The ten award winning students are:
Anastasija Klemanska, Limerick, BSc Industrial Biochemistry , Aoife Clarke, Limerick, BE Mechanical Engineering, Ciara Olsthoorn, Limerick, BE Chemical and Biochemical Engineering, Ciara Springall, Cork, BSc Product Design and Technology
Elora McFall, Clare, BSc Applied Physics, Lisa Daly, Laois , BE Design and Manufacture Engineering, Maram Youssef, Tipperary, BE Aeronautical Engineering, Meryn McNea, Achill Island, Mayo, Bachelor of Technology (Education) Materials and Engineering Technology, Nell Hartney, Limerick, BSc Mathematics and Physics, and Roisin Hurley, Cork, BE Mechanical Engineering.
The four runner-up students are: Alice Parkes, Limerick, BSc Pharmaceutical and Industrial Chemistry, Lauren Bullen, Waterford, BE Design and Manufacture Engineering, Lydia Cope, Carlow, BSc Food Science and Health and Wiktoria Brytan, BSc Industrial Biochemistry.
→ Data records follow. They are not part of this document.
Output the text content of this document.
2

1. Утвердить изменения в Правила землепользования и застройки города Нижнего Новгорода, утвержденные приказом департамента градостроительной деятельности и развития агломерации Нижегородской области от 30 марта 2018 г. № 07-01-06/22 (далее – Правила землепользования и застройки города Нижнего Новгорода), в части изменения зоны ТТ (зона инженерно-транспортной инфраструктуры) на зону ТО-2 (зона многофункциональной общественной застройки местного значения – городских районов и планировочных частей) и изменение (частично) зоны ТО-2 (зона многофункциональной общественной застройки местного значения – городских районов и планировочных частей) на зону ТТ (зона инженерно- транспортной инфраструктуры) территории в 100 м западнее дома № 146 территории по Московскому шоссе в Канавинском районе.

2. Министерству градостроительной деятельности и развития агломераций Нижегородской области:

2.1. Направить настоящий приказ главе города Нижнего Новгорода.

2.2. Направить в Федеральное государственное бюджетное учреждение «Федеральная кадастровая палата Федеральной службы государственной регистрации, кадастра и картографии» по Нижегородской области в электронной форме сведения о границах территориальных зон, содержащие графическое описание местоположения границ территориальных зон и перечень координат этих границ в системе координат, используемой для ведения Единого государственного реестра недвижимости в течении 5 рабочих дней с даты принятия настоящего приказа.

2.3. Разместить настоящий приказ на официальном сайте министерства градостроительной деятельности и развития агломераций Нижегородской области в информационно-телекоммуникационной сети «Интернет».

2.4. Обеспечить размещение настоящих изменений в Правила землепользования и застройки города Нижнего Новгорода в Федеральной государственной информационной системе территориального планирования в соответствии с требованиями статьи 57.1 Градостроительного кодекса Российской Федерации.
Leisha Daly, PhD and Country Director of Janssen Ireland, the pharmaceutical company of J&J, said: “At J&J, we recognise that women are greatly under-represented in the STEM workforce here in Ireland, The mentoring element of the programme is designed to combat potential isolation among female students and to provide support for them as they continue their third level studies. As we look to building the workforce of the future, we are committed to supporting women in STEM, allowing us to develop the talent pipeline by nurturing and mentoring our future female STEM leaders”.
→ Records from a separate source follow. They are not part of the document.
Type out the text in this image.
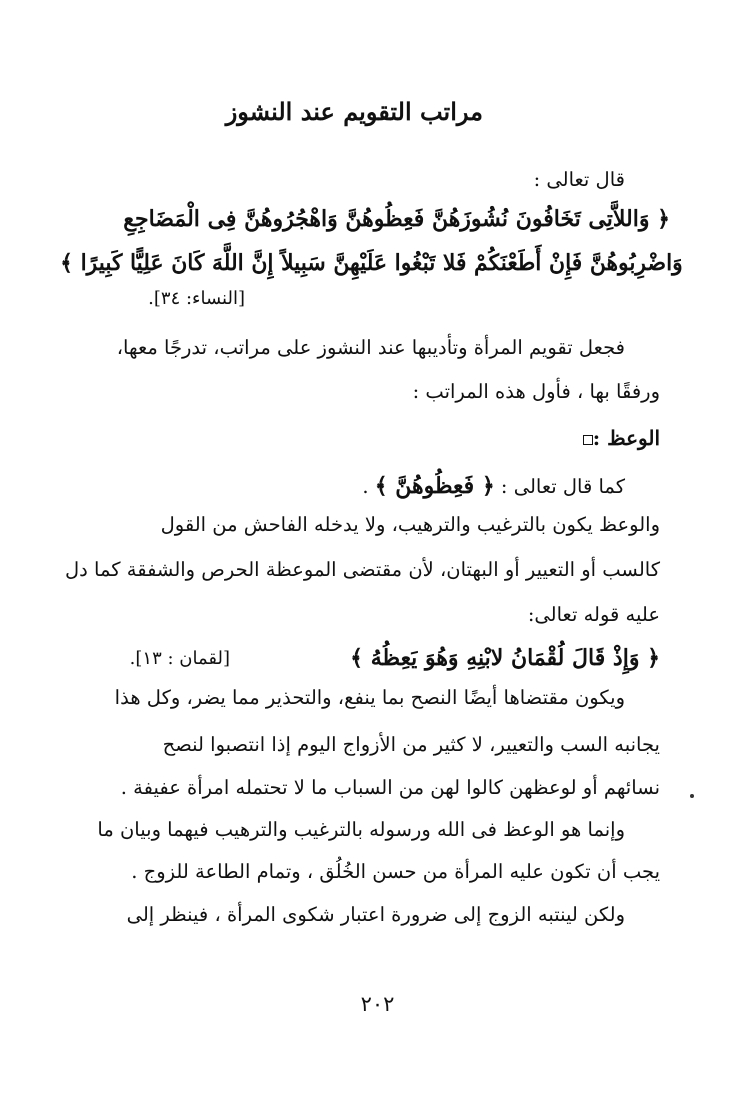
مراتب التقويم عند النشوز
قال تعالى :
﴿ وَاللاَّتِى تَخَافُونَ نُشُوزَهُنَّ فَعِظُوهُنَّ وَاهْجُرُوهُنَّ فِى الْمَضَاجِعِ
وَاضْرِبُوهُنَّ فَإِنْ أَطَعْنَكُمْ فَلا تَبْغُوا عَلَيْهِنَّ سَبِيلاً إِنَّ اللَّهَ كَانَ عَلِيًّا كَبِيرًا ﴾
[النساء: ٣٤].
فجعل تقويم المرأة وتأديبها عند النشوز على مراتب، تدرجًا معها،
ورفقًا بها ، فأول هذه المراتب :
الوعظ :
كما قال تعالى : ﴿ فَعِظُوهُنَّ ﴾ .
والوعظ يكون بالترغيب والترهيب، ولا يدخله الفاحش من القول
كالسب أو التعيير أو البهتان، لأن مقتضى الموعظة الحرص والشفقة كما دل
عليه قوله تعالى:
﴿ وَإِذْ قَالَ لُقْمَانُ لابْنِهِ وَهُوَ يَعِظُهُ ﴾
[لقمان : ١٣].
ويكون مقتضاها أيضًا النصح بما ينفع، والتحذير مما يضر، وكل هذا
يجانبه السب والتعيير، لا كثير من الأزواج اليوم إذا انتصبوا لنصح
نسائهم أو لوعظهن كالوا لهن من السباب ما لا تحتمله امرأة عفيفة .
وإنما هو الوعظ فى الله ورسوله بالترغيب والترهيب فيهما وبيان ما
يجب أن تكون عليه المرأة من حسن الخُلُق ، وتمام الطاعة للزوج .
ولكن لينتبه الزوج إلى ضرورة اعتبار شكوى المرأة ، فينظر إلى
٢٠٢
UL President, Dr Des Fitzgerald said: “A key aim of the WiSTEM2D programme is to inspire young women to bring diversity of ideas and opinions to typically male-dominated STEM careers. We recognise that STEM is traditionally a masculine environment, therefore collaborations between industry and third level institutions are critically important in order to drive change, expanding the reach and quality of STEM education in Ireland. We look forward to a continued partnership with J&J to mentor, support and encourage young women in STEM education”.
Speaking on behalf of the Year 1 WiSTEM2D students, Niamh Sheahan said: “Being part of this programme has been an incredible experience for me and all of the students. One of the most positive aspects of the collaboration has been the opportunity to develop connections within our peer network. This resulted in the students setting up the WiSTEM2D Society to support women in STEM, where we can share our experiences and support each other which is incredibly positive and rewarding”.
Professor Merrilyn Goos, Ireland's only professor of STEM Education and the new Director of EPI*STEM at the National Centre of STEM Education presented the students with their bursaries at the ceremony. Also in attendance were the award winners’ parents and family members, J&J mentors and UL academic STEM staff including Professor Edmond Magner, Dean of the Faculty of Science and Engineering, and Professor Ita Richardson, Special Advisor to UL President on Equality and Diversity. Science Education Project Officer, EPI*STEM, at the National Centre of STEM Education Dr Regina Kelly was the master of ceremonies for the event.